Собираясь ответить, я открыла рот, но даже это пустяковое действие мне удалось сделать с трудом. Тело будто превратилось в камень, и теперь я почти не чувствовала его.
— Ариша мне не чужая, — прохрипела я, — и ради неё я готова на всё.
— Какие высокопарные слова, — покачала головой бабуля, — мне за свою бессмертную жизнь приходилась не раз подобное слышать, но, как ни странно, сейчас они действительно отражают всю суть твоего к ней отношения, что мне только на руку.
Старушка едва заметно шевельнула пальцами, и в воздухе появился пергаментный свиток, который она начала бегло просматривать, подправляя что-то большим золотым пером.
— Кто вы такая? — кашлянув, поинтересовалась я, находясь в полной растерянности от слов и действий этой странной пожилой женщины. — И что вообще здесь происходит?
— Ой, кажется, я не представилась! Какое упущение! — всплеснув руками, воскликнула бабуля, театрально прижав руки к груди. — Богиня судьбы, собственной персоной. Прошу любить и жаловать. Кстати, у меня много имён, но, здесь меня знают как — Макошь.
— Вы сейчас видимо шутите? — окинув старушку скептическим взглядом, поинтересовалась я, поскольку на богиню она как-то совсем не тянула, скорее, на бабушку «божий одуванчик», которая и коня на скаку остановит, то есть машину, и в горящую избу… эм, куда-то не туда меня понесло. В общем, передо мной стояла обычная среднестатистическая старушка восьмидесяти с хвостиком лет.
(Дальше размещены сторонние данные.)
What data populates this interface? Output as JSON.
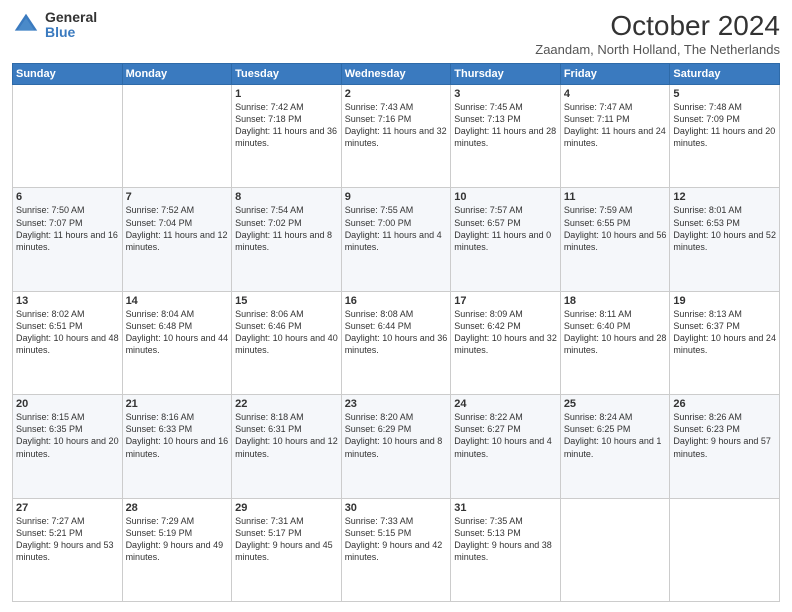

Всё бы ничего, вот только то, что она сейчас говорила и делала, в общую картину никак не укладывалось.
— Что ты, милая, мне вовсе сейчас не до шуток, но я понимаю причину твоего недоверия, только что-то объяснять нет времени, — отмахнулась бабуля… упс, Богиня, — поэтому мы просто подпишем один договор, по которому дальнейшая твоя жизнь переходит в моё полное распоряжение. Естественно, взамен, даю слово, что с девочкой всё будет хорошо, она даже не вспомнит тот кошмар, что с ней сегодня приключился. Единственное, вам придётся перебраться на ПМЖ в другое место. Проблем особых там не будет: я об этом позабочусь, так что, не переживай.
Пока я размышляла об услышанном, резкая боль обожгла ладонь, мгновенно возвращая в реальность. Похоже, тело вновь обретало чувствительность, что не могло не радовать, смущал лишь сам болезненный процесс.
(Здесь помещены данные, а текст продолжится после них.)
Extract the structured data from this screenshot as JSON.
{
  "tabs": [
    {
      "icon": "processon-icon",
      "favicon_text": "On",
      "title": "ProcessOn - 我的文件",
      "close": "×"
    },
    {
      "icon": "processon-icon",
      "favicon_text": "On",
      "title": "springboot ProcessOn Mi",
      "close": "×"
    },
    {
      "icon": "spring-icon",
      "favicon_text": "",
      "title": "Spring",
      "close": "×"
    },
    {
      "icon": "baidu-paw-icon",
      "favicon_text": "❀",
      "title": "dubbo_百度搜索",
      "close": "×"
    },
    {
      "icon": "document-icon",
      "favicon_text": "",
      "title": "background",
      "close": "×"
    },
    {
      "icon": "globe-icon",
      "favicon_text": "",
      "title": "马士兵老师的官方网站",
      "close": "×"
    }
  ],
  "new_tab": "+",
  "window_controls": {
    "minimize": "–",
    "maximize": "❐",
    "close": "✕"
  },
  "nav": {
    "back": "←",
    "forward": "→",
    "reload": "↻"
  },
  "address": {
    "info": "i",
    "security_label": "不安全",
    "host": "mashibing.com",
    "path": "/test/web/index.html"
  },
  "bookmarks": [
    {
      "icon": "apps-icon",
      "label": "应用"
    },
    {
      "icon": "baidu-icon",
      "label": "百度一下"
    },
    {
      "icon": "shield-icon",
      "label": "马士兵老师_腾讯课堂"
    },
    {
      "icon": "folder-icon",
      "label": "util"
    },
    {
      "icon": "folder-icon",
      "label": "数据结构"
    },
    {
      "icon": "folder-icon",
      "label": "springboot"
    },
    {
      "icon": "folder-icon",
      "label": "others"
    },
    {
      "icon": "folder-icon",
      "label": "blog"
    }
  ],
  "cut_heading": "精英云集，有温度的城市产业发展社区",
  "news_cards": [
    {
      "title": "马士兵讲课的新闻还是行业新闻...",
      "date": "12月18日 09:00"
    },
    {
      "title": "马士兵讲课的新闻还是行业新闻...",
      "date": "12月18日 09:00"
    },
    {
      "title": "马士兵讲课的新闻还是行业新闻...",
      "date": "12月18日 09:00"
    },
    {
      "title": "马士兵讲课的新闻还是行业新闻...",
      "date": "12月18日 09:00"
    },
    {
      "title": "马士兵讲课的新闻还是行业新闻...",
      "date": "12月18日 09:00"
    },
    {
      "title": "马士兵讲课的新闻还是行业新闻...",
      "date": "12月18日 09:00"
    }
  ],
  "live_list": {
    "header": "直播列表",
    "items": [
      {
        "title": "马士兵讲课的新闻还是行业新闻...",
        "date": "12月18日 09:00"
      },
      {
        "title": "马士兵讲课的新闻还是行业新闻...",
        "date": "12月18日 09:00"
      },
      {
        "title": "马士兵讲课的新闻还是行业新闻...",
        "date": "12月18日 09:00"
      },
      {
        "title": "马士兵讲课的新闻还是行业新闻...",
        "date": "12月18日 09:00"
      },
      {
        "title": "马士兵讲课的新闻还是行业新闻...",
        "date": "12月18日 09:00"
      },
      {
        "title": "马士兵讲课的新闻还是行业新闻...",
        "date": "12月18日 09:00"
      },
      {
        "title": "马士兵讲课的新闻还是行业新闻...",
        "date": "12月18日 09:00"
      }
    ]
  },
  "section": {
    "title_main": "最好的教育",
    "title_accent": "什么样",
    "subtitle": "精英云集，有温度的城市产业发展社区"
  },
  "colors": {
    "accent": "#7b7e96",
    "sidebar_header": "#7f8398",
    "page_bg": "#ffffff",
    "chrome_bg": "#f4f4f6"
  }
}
— И, заключительная часть, — как ни в чём не бывало, продолжала женщина, пряча маленький серебряный нож, которым только что сделала мне надрез на ладони, в расшитый рунами чехол, — это подпись, скрепляющая договор.
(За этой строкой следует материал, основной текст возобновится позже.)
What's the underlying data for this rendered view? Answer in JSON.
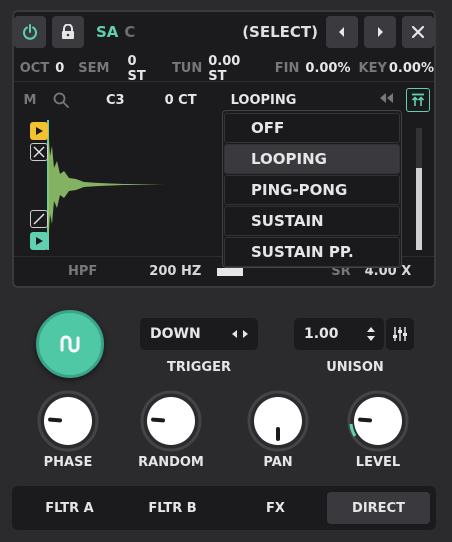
{
  "header": {
    "sa_label": "SA",
    "c_label": "C",
    "select_label": "(SELECT)",
    "icons": [
      "power-icon",
      "lock-icon",
      "arrow-left-icon",
      "arrow-right-icon",
      "close-icon"
    ]
  },
  "params": {
    "oct_label": "OCT",
    "oct_value": "0",
    "sem_label": "SEM",
    "sem_value": "0 ST",
    "tun_label": "TUN",
    "tun_value": "0.00 ST",
    "fin_label": "FIN",
    "fin_value": "0.00%",
    "key_label": "KEY",
    "key_value": "0.00%"
  },
  "sample": {
    "m_label": "M",
    "root_note": "C3",
    "cents": "0 CT",
    "loop_mode": "LOOPING"
  },
  "loop_dropdown": {
    "options": [
      "OFF",
      "LOOPING",
      "PING-PONG",
      "SUSTAIN",
      "SUSTAIN PP."
    ],
    "selected_index": 1
  },
  "filter": {
    "hpf_label": "HPF",
    "hpf_value": "200 HZ",
    "sr_label": "SR",
    "sr_value": "4.00 X"
  },
  "trigger": {
    "value": "DOWN",
    "label": "TRIGGER"
  },
  "unison": {
    "value": "1.00",
    "label": "UNISON"
  },
  "knobs": [
    {
      "label": "PHASE",
      "level": 0.15
    },
    {
      "label": "RANDOM",
      "level": 0.15
    },
    {
      "label": "PAN",
      "level": 0.5
    },
    {
      "label": "LEVEL",
      "level": 0.15
    }
  ],
  "tabs": [
    {
      "label": "FLTR A",
      "active": false
    },
    {
      "label": "FLTR B",
      "active": false
    },
    {
      "label": "FX",
      "active": false
    },
    {
      "label": "DIRECT",
      "active": true
    }
  ],
  "colors": {
    "accent": "#5fd1b0",
    "marker_yellow": "#f2c230",
    "marker_teal": "#5fd1b0",
    "wave_green": "#8fc46a",
    "panel_bg": "#1b1b1d",
    "outer_bg": "#2b2b2e"
  }
}
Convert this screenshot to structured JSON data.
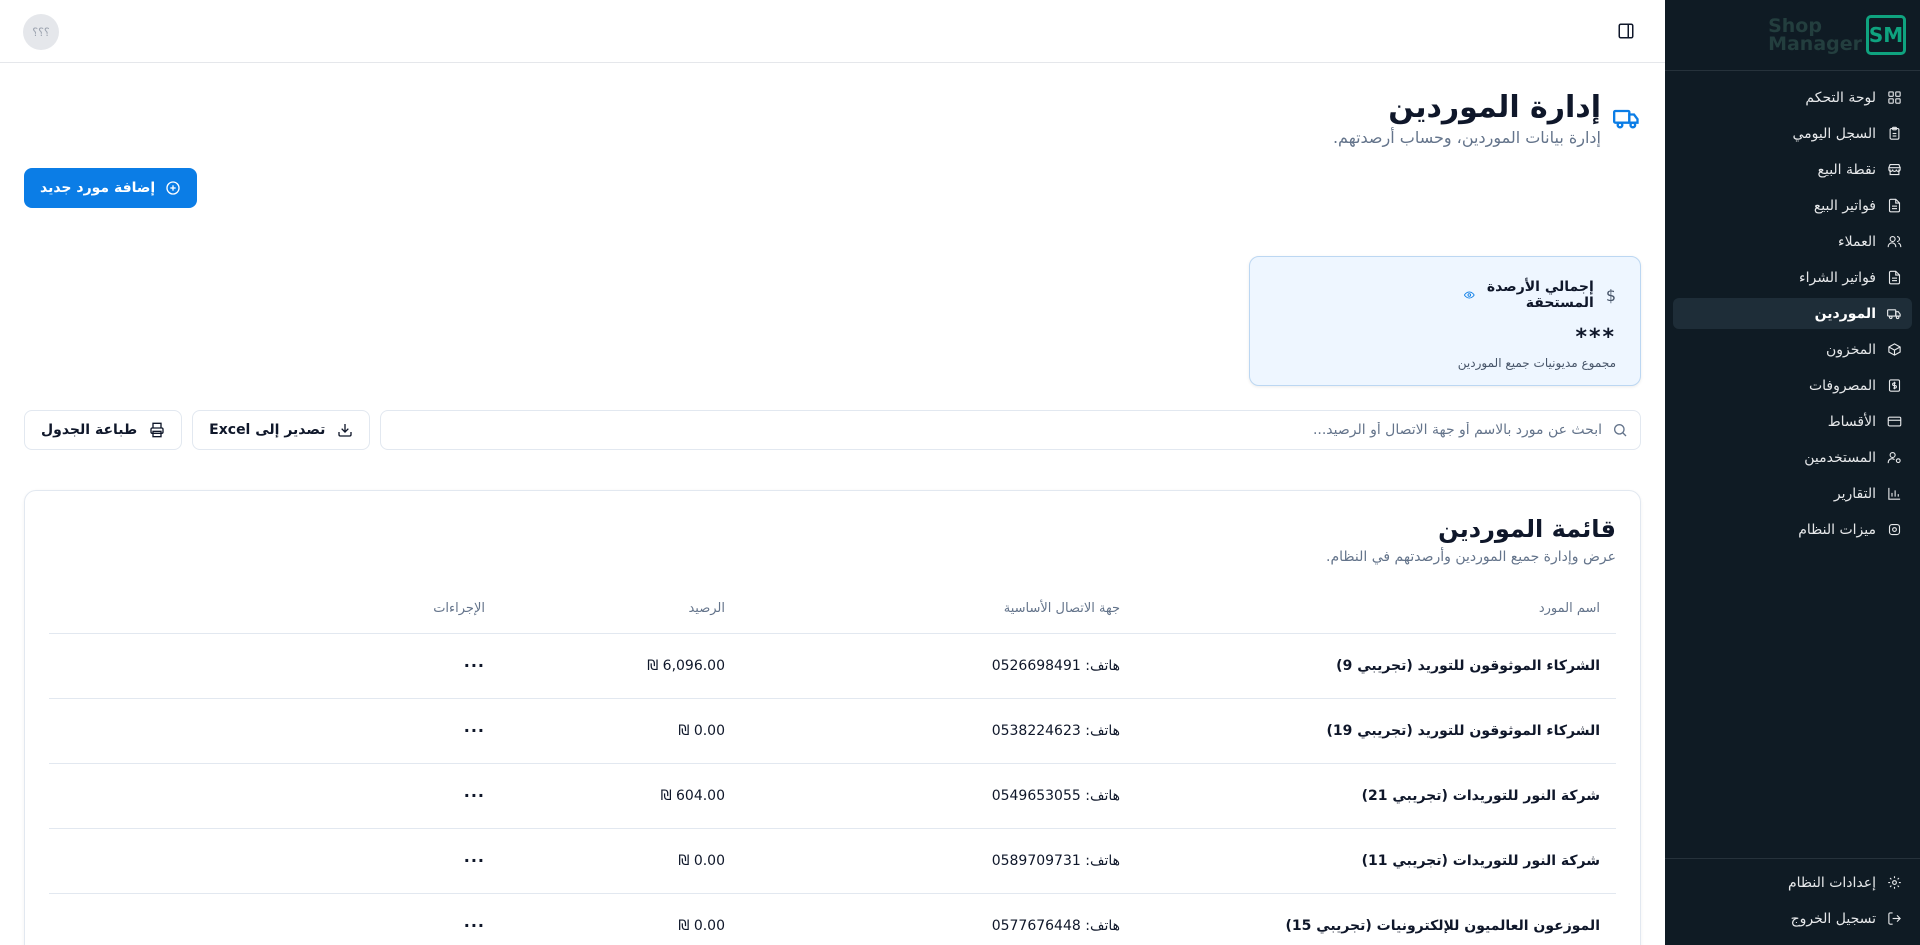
{
  "app": {
    "logo_letters": "SM",
    "logo_line1": "Shop",
    "logo_line2": "Manager",
    "avatar_text": "؟؟؟"
  },
  "sidebar": {
    "items": [
      {
        "label": "لوحة التحكم",
        "icon": "grid-icon"
      },
      {
        "label": "السجل اليومي",
        "icon": "clipboard-icon"
      },
      {
        "label": "نقطة البيع",
        "icon": "store-icon"
      },
      {
        "label": "فواتير البيع",
        "icon": "file-text-icon"
      },
      {
        "label": "العملاء",
        "icon": "users-icon"
      },
      {
        "label": "فواتير الشراء",
        "icon": "file-text-icon"
      },
      {
        "label": "الموردين",
        "icon": "truck-icon",
        "active": true
      },
      {
        "label": "المخزون",
        "icon": "package-icon"
      },
      {
        "label": "المصروفات",
        "icon": "receipt-icon"
      },
      {
        "label": "الأقساط",
        "icon": "credit-card-icon"
      },
      {
        "label": "المستخدمين",
        "icon": "user-cog-icon"
      },
      {
        "label": "التقارير",
        "icon": "bar-chart-icon"
      },
      {
        "label": "ميزات النظام",
        "icon": "settings-icon"
      }
    ],
    "footer": [
      {
        "label": "إعدادات النظام",
        "icon": "gear-icon"
      },
      {
        "label": "تسجيل الخروج",
        "icon": "logout-icon"
      }
    ]
  },
  "header": {
    "title": "إدارة الموردين",
    "subtitle": "إدارة بيانات الموردين، وحساب أرصدتهم.",
    "add_button": "إضافة مورد جديد"
  },
  "stat_card": {
    "title": "إجمالي الأرصدة المستحقة",
    "value": "***",
    "description": "مجموع مديونيات جميع الموردين"
  },
  "toolbar": {
    "search_placeholder": "ابحث عن مورد بالاسم أو جهة الاتصال أو الرصيد...",
    "search_value": "",
    "export_label": "تصدير إلى Excel",
    "print_label": "طباعة الجدول"
  },
  "table": {
    "title": "قائمة الموردين",
    "subtitle": "عرض وإدارة جميع الموردين وأرصدتهم في النظام.",
    "columns": [
      "اسم المورد",
      "جهة الاتصال الأساسية",
      "الرصيد",
      "الإجراءات"
    ],
    "rows": [
      {
        "name": "الشركاء الموثوقون للتوريد (تجريبي 9)",
        "contact": "هاتف: 0526698491",
        "balance": "6,096.00 ₪",
        "actions": "···"
      },
      {
        "name": "الشركاء الموثوقون للتوريد (تجريبي 19)",
        "contact": "هاتف: 0538224623",
        "balance": "0.00 ₪",
        "actions": "···"
      },
      {
        "name": "شركة النور للتوريدات (تجريبي 21)",
        "contact": "هاتف: 0549653055",
        "balance": "604.00 ₪",
        "actions": "···"
      },
      {
        "name": "شركة النور للتوريدات (تجريبي 11)",
        "contact": "هاتف: 0589709731",
        "balance": "0.00 ₪",
        "actions": "···"
      },
      {
        "name": "الموزعون العالميون للإلكترونيات (تجريبي 15)",
        "contact": "هاتف: 0577676448",
        "balance": "0.00 ₪",
        "actions": "···"
      }
    ]
  },
  "colors": {
    "sidebar_bg": "#0f1b24",
    "accent": "#0b7de6",
    "logo_green": "#0fa37f"
  }
}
Приподняв мою руку, всё ещё плетью висевшую вдоль тела, женщина дождалась, когда на разрезе выступят алые капли крови и, поднесла к ней свиток, окропляя пергамент.
— Зачем вам это? — чувствуя сильнейшую усталость, с безразличием спросила я, словно и не решалась сейчас моя дальнейшая судьба, при этом наблюдая, как свиток, сам собой свернувшись в трубочку, вспыхнул ярким голубоватым пламенем, растворяясь в воздухе.